Söders Pläne: Die Regierung zieht in die Region

Markus Söder will Ingolstadt zum Regierungssitz machen, wenn München ein eigener Regierungsbezirk wird. 500 neue Stellen würde das für Ingolstadt bedeuten. Doch auch die Region könnte von der neuen Behörde profitieren.
Bild: Bernhard Weizenegger (Archivbild)

Plus Der Regierungsbezirk Oberbayern wird einen seiner Sitze mit 500 Mitarbeitern in Ingolstadt haben. Inwieweit die Region profitieren wird, steht noch nicht fest.
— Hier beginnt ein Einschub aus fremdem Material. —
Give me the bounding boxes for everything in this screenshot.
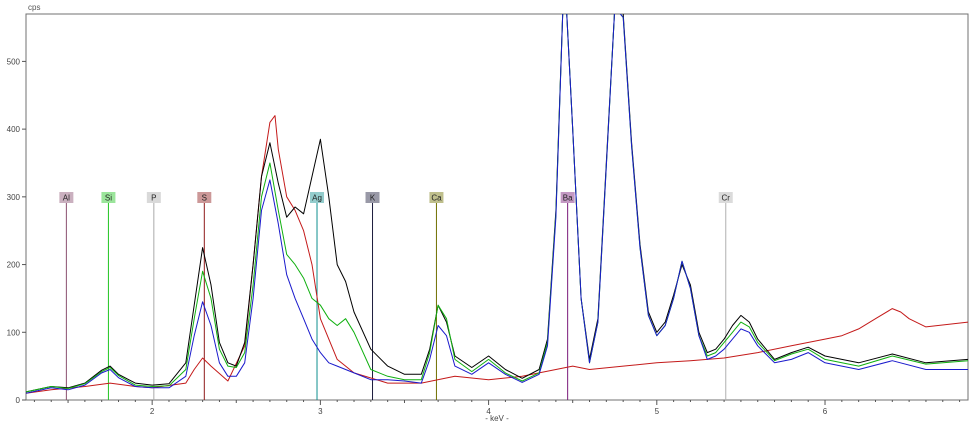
x-tick-label: 3 [318,407,323,416]
element-label-box [59,192,74,203]
element-label: Al [63,194,70,203]
element-marker-si[interactable]: Si [101,192,116,203]
y-tick-label: 300 [7,193,21,202]
element-label: Ca [431,194,442,203]
element-marker-cr[interactable]: Cr [718,192,733,203]
spectrum-line-1 [26,14,968,393]
element-label: Cr [722,194,731,203]
x-tick-label: 2 [150,407,155,416]
x-axis-label: - keV - [485,414,509,423]
element-label: K [370,194,376,203]
element-label: Si [105,194,112,203]
element-marker-ag[interactable]: Ag [310,192,325,203]
element-label-box [560,192,575,203]
element-label: P [151,194,156,203]
element-marker-p[interactable]: P [146,192,161,203]
x-tick-label: 4 [486,407,491,416]
element-label: Ag [312,194,322,203]
element-label: Ba [563,194,573,203]
y-axis: 0 100 200 300 400 500 [7,57,26,405]
element-label-box [310,192,325,203]
element-marker-k[interactable]: K [365,192,380,203]
element-label-box [429,192,444,203]
y-tick-label: 400 [7,125,21,134]
element-marker-al[interactable]: Al [59,192,74,203]
element-label-box [197,192,212,203]
element-label-box [101,192,116,203]
element-label-box [365,192,380,203]
element-label: S [202,194,207,203]
y-tick-label: 500 [7,57,21,66]
y-tick-label: 200 [7,261,21,270]
element-label-box [146,192,161,203]
x-axis: 2 3 4 5 6 [33,400,961,416]
element-markers: Al Si P S Ag K Ca Ba Cr [59,192,733,203]
element-marker-s[interactable]: S [197,192,212,203]
y-axis-label: cps [28,3,40,12]
y-tick-label: 100 [7,328,21,337]
plot-frame [25,13,969,401]
x-tick-label: 5 [655,407,660,416]
spectrum-line-0 [26,14,968,393]
y-tick-label: 0 [16,396,21,405]
element-marker-ba[interactable]: Ba [560,192,575,203]
spectrum-line-2 [26,14,968,394]
element-marker-ca[interactable]: Ca [429,192,444,203]
spectrum-series [26,14,968,394]
x-tick-label: 6 [823,407,828,416]
element-label-box [718,192,733,203]
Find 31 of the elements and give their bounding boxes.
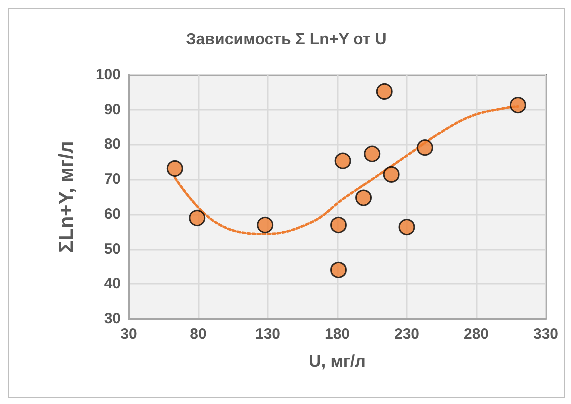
x-tick-label: 30: [120, 326, 138, 343]
x-tick-label: 280: [464, 326, 490, 343]
point: [383, 166, 400, 183]
x-axis-title: U, мг/л: [309, 352, 366, 371]
point: [376, 83, 393, 100]
x-tick-label: 80: [190, 326, 207, 343]
point: [398, 219, 416, 236]
point: [330, 216, 347, 234]
point: [510, 97, 526, 114]
y-tick-label: 80: [104, 136, 121, 154]
y-tick-label: 90: [104, 101, 121, 118]
point: [189, 210, 206, 227]
y-tick-label: 60: [104, 206, 121, 223]
point: [416, 140, 434, 156]
chart-title: Зависимость Σ Ln+Y от U: [186, 32, 387, 48]
point: [257, 216, 274, 234]
x-tick-label: 230: [394, 326, 420, 343]
point: [334, 152, 352, 170]
point: [330, 262, 347, 278]
y-tick-label: 30: [104, 310, 121, 328]
y-tick-label: 100: [96, 66, 121, 84]
y-tick-label: 40: [104, 276, 121, 293]
point: [356, 190, 372, 206]
x-tick-label: 330: [533, 326, 559, 343]
x-tick-label: 180: [324, 326, 350, 343]
point: [166, 160, 184, 178]
y-tick-label: 50: [104, 240, 121, 258]
y-axis-title: ΣLn+Y, мг/л: [56, 141, 78, 253]
x-tick-label: 130: [255, 326, 281, 343]
point: [364, 146, 381, 162]
y-tick-label: 70: [104, 171, 121, 188]
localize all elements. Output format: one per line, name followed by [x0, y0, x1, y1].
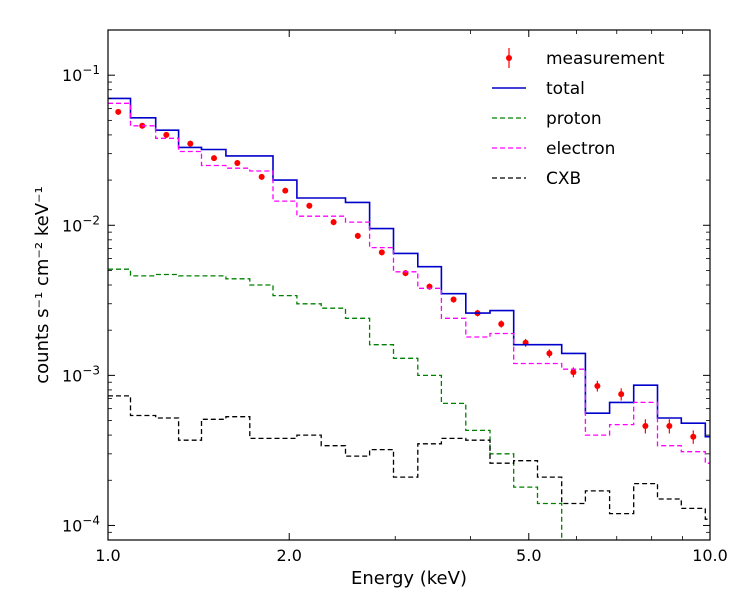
x-axis-label: Energy (keV) — [351, 568, 467, 589]
x-tick-label: 2.0 — [276, 546, 301, 565]
measurement-point — [450, 296, 457, 303]
y-tick-label: 10−2 — [62, 213, 100, 235]
measurement-point — [354, 232, 361, 239]
measurement-point — [642, 422, 649, 429]
legend-proton-label: proton — [546, 109, 602, 129]
axis-ticks: 1.0 2.0 5.0 10.0 10−1 10−2 10−3 10−4 — [62, 29, 728, 565]
series-cxb-line — [108, 395, 710, 520]
x-tick-label: 10.0 — [692, 546, 728, 565]
plot-frame — [107, 29, 711, 541]
measurement-point — [258, 173, 265, 180]
y-axis-label: counts s⁻¹ cm⁻² keV⁻¹ — [32, 186, 53, 383]
legend-measurement-label: measurement — [546, 49, 665, 69]
measurement-point — [690, 433, 697, 440]
y-tick-label: 10−4 — [62, 513, 100, 535]
legend-total-label: total — [546, 79, 585, 99]
series-total-line — [108, 97, 710, 438]
measurement-point — [402, 270, 409, 277]
measurement-point — [378, 249, 385, 256]
x-tick-label: 5.0 — [516, 546, 541, 565]
y-tick-label: 10−1 — [62, 63, 100, 85]
measurement-point — [330, 219, 337, 226]
x-tick-label: 1.0 — [95, 546, 120, 565]
measurement-point — [570, 369, 577, 376]
measurement-point — [187, 140, 194, 147]
measurement-point — [618, 391, 625, 398]
measurement-point — [666, 422, 673, 429]
measurement-point — [498, 320, 505, 327]
legend-measurement-marker — [506, 55, 512, 61]
measurement-point — [163, 131, 170, 138]
measurement-point — [211, 155, 218, 162]
series-proton-line — [108, 268, 563, 540]
legend: measurement total proton electron CXB — [492, 48, 665, 189]
measurement-point — [282, 187, 289, 194]
y-tick-label: 10−3 — [62, 363, 100, 385]
measurement-point — [306, 202, 313, 209]
measurement-point — [234, 159, 241, 166]
measurement-point — [115, 108, 122, 115]
measurement-point — [594, 382, 601, 389]
plot-area — [108, 97, 710, 540]
measurement-point — [546, 350, 553, 357]
series-electron-line — [108, 102, 710, 464]
legend-electron-label: electron — [546, 139, 615, 159]
legend-cxb-label: CXB — [546, 169, 581, 189]
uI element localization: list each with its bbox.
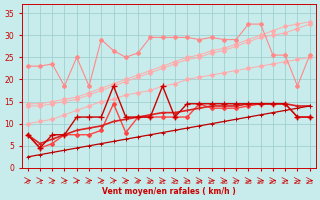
X-axis label: Vent moyen/en rafales ( km/h ): Vent moyen/en rafales ( km/h ) bbox=[102, 187, 236, 196]
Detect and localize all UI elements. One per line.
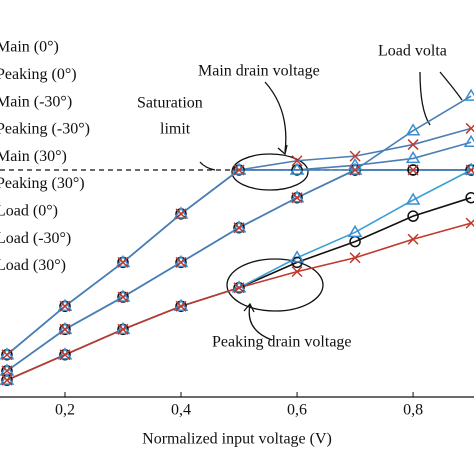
point <box>405 123 421 136</box>
point <box>349 150 361 162</box>
annotation: Main drain voltage <box>198 63 320 80</box>
point <box>57 321 73 335</box>
annotation: Load volta <box>378 43 447 60</box>
legend-label: Peaking (-30°) <box>0 121 90 138</box>
x-tick-label: 0,8 <box>403 402 423 419</box>
point <box>463 134 474 148</box>
point <box>231 162 247 175</box>
annotation: Saturation <box>137 95 203 112</box>
point <box>231 280 247 293</box>
point <box>289 162 305 175</box>
point <box>57 298 73 311</box>
legend-label: Load (-30°) <box>0 230 71 247</box>
point <box>289 250 305 263</box>
load-arrow2 <box>439 71 463 101</box>
legend-label: Main (-30°) <box>0 93 72 110</box>
legend-label: Peaking (0°) <box>0 66 77 83</box>
point <box>407 233 419 245</box>
point <box>291 192 303 204</box>
point <box>59 323 71 335</box>
point <box>349 252 361 264</box>
point <box>407 210 419 222</box>
point <box>117 323 129 335</box>
point <box>407 139 419 151</box>
annotation: limit <box>160 121 191 138</box>
main-arrowhead <box>277 144 288 156</box>
peaking-arrow <box>248 304 273 341</box>
x-tick-label: 0,6 <box>287 402 307 419</box>
point <box>0 347 15 360</box>
point <box>405 192 421 205</box>
point <box>175 208 187 220</box>
series-line <box>6 196 472 381</box>
point <box>115 321 131 335</box>
point <box>291 266 303 278</box>
point <box>349 164 361 176</box>
peaking-ellipse <box>226 258 324 312</box>
point <box>463 88 474 101</box>
point <box>407 164 419 176</box>
point <box>173 298 189 311</box>
point <box>1 365 13 377</box>
point <box>117 291 129 303</box>
point <box>291 155 303 167</box>
legend-label: Load (0°) <box>0 202 58 219</box>
legend-label: Peaking (30°) <box>0 175 85 192</box>
main-ellipse <box>231 153 309 191</box>
point <box>1 374 13 386</box>
point <box>115 289 131 302</box>
annotation: Peaking drain voltage <box>212 334 352 351</box>
point <box>1 349 13 361</box>
point <box>57 347 73 360</box>
point <box>0 372 15 385</box>
point <box>173 206 189 219</box>
point <box>233 222 245 234</box>
point <box>465 122 474 134</box>
legend-label: Main (30°) <box>0 148 67 165</box>
main-arrow <box>264 81 287 153</box>
x-tick-label: 0,2 <box>55 402 75 419</box>
point <box>465 217 474 229</box>
point <box>175 256 187 268</box>
legend-label: Main (0°) <box>0 39 59 56</box>
point <box>233 164 245 176</box>
series-line <box>6 169 472 356</box>
point <box>175 300 187 312</box>
point <box>463 162 474 175</box>
point <box>233 282 245 294</box>
point <box>59 300 71 312</box>
peaking-arrowhead <box>243 302 255 313</box>
series-line <box>6 127 472 356</box>
point <box>173 254 189 268</box>
point <box>347 224 363 238</box>
point <box>347 162 363 175</box>
sat-arrow <box>199 161 216 171</box>
legend-label: Load (30°) <box>0 257 66 274</box>
point <box>407 164 419 176</box>
point <box>115 254 131 268</box>
x-tick-label: 0,4 <box>171 402 191 419</box>
point <box>59 349 71 361</box>
point <box>465 191 474 204</box>
x-axis-label: Normalized input voltage (V) <box>142 431 332 448</box>
point <box>231 220 247 233</box>
load-arrow <box>419 71 431 126</box>
point <box>117 256 129 268</box>
point <box>405 150 421 164</box>
point <box>289 190 305 203</box>
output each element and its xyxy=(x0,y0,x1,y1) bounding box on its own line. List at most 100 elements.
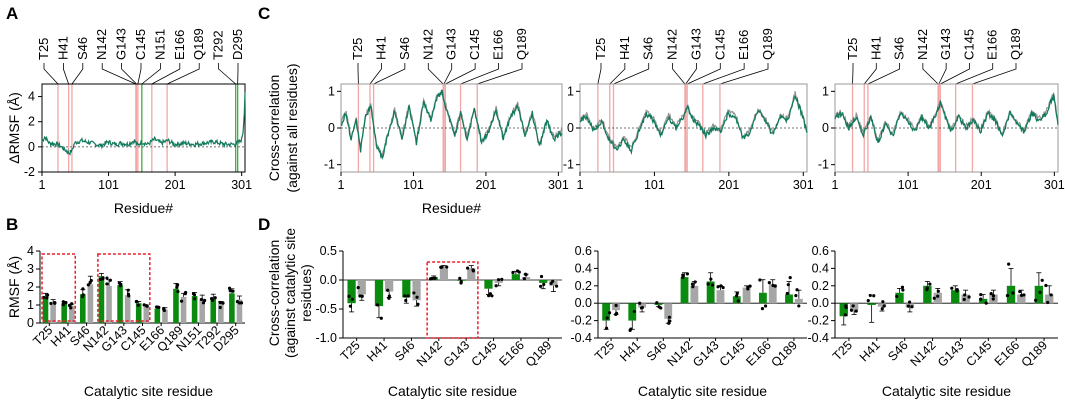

Wirklich vorbereitet schien niemand auf das zu sein, was Ministerpräsident Markus Söder (CSU) am Mittwoch am Rande der CSU-Klausur in Seeon verkündet hat. Innerhalb der nächsten fünf Jahre soll München zu einem neuen, dem achten Regierungsbezirk Bayerns werden. Die Verwaltung des Regierungsbezirks Oberbayern soll künftig auf zwei Standorte außerhalb Münchens mit jeweils 500 Mitarbeiter aufgeteilt werden – auf Rosenheim im Süden und Ingolstadt im Norden. Weitere 600 Mitarbeiter bleiben zudem in München.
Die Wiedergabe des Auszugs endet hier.